Character List

Anthony Ernest Hanbury was born in 1943 and raised in Indian Head, Saskatchewan. He joined the foreign service in 1967, and then had assignments in San Francisco, Washington, Cairo, Caracas and Kuala Lumpur before being assigned to Berlin as consul in 1992.

Irving Heywood comes from New Brunswick was for many years Hanbury's boss in a division responsible for international disarmament questions. Shortly after Hanbury is assigned to Berlin, Heywood is moved over to the influential position of head of personnel

Sabine Schwartz, neé Müller, fell in love with Tony Hanbury when he lived in Berlin as a student. They shared an apartment for some time on Berlin's Savignyplatz. She is now married to Werner Schwartz and works in a bookstore called Bücher Geissler.

Werner Schwartz is a descendant of a famous and wealthy East Prussian family, but the family fortune was lost during the war. He is now a professor of history.
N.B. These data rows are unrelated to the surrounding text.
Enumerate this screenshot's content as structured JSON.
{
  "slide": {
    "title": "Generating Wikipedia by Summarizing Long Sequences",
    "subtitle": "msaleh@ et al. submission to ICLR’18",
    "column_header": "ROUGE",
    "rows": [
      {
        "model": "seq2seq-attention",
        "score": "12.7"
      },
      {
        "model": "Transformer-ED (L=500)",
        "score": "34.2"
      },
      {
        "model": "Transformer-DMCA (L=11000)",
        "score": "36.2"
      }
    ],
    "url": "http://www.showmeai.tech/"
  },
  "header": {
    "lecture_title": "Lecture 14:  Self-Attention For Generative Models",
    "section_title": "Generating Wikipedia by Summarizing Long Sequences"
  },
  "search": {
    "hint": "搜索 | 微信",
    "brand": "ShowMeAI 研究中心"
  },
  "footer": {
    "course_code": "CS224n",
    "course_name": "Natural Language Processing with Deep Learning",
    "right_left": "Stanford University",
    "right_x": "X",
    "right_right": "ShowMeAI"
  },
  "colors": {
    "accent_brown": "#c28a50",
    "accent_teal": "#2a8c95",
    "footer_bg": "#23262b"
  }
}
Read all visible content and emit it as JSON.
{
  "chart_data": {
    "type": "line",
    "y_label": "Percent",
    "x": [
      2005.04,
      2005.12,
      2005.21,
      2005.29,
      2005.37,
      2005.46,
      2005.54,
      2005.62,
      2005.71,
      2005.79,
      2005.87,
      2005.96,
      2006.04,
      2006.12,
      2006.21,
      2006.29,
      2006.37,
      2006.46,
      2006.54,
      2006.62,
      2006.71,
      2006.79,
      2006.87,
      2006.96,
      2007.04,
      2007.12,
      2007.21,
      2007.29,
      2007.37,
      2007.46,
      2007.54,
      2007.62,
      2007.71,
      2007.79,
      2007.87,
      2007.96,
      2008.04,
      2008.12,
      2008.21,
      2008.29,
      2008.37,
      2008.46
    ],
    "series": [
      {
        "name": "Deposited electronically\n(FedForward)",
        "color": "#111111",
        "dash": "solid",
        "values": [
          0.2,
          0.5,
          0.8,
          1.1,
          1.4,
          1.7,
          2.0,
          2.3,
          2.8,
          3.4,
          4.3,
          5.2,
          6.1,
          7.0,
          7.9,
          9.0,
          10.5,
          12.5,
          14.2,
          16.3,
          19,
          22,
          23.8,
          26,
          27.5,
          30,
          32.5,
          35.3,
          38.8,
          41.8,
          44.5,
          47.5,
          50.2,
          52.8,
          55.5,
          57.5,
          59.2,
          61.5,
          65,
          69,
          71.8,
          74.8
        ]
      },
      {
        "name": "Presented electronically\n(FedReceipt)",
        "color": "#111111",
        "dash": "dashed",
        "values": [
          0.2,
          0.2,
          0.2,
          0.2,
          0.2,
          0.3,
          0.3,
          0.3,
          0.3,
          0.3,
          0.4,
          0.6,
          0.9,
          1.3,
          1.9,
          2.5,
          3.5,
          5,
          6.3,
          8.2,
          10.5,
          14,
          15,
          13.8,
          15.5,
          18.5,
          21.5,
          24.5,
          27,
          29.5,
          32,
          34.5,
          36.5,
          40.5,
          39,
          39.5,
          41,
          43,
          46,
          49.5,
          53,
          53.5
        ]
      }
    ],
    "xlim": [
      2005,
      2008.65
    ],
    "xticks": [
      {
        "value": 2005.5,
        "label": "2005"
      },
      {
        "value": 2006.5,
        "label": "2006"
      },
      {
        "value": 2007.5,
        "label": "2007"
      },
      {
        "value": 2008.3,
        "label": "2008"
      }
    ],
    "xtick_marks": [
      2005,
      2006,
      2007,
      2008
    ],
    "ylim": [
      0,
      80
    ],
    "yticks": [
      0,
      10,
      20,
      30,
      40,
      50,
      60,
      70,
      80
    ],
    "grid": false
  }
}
Albert Müller, an 83 old lawyer, widower and Sabine's father, is Hanbury's friend and mentor. Even at his age he remains an eager sportsman and dedicated cyclist. He is a typical Berliner with a satirical sense of humour.

Randolph McEwen is an aging British intelligence officer, close to retirement, but still in charge of Berlin Station which will soon close down. He has a deep dislike, bordering on racism, for Germans.

Alexander Graf Bornhof, an urbane senior officer in the German intelligence establishment, is responsible for the transfer of McEwen's ingenious intelligence networks to German control.

Earl Gifford is the locally engaged administrative officer in the Canadian diplomatic mission who is frustrated because he is not wealthy and will do much for money.

Sturm is Hanbury's superstitious, philosophic and chatty driver.

Gerhard von Helmholtz, Berlin's chief of protocol, develops a rapport with Hanbury and eases his path into Berlin's high society. He also spots Gundula Jahn as a great journalistic talent, acts as her patron, and introduces her to Hanbury .

Gundula Jahn is from Schwerin, a provincial city in north-eastern Germany. Her family fell under close observation by the Stasi. In the novel she writes a series of columns called The Life and Times of Gregor Donner Reich, a parody of the GDR.

Günther Rauch, an intellectually dedicated Marxist, despised the Stalinism of the GDR regime. He met Hanbury several times in East Berlin in their student days , then prevented the Stasi from destroying their archives in 1989 during the East German revolution. Like Gundula Jahn, has an extensive Stasi file.

Dr. Kurt Stobbe is the chief archivist in charge of the Stasi files and arranges for Hanbury to have access the files which allows him to do research on Nazi war criminals.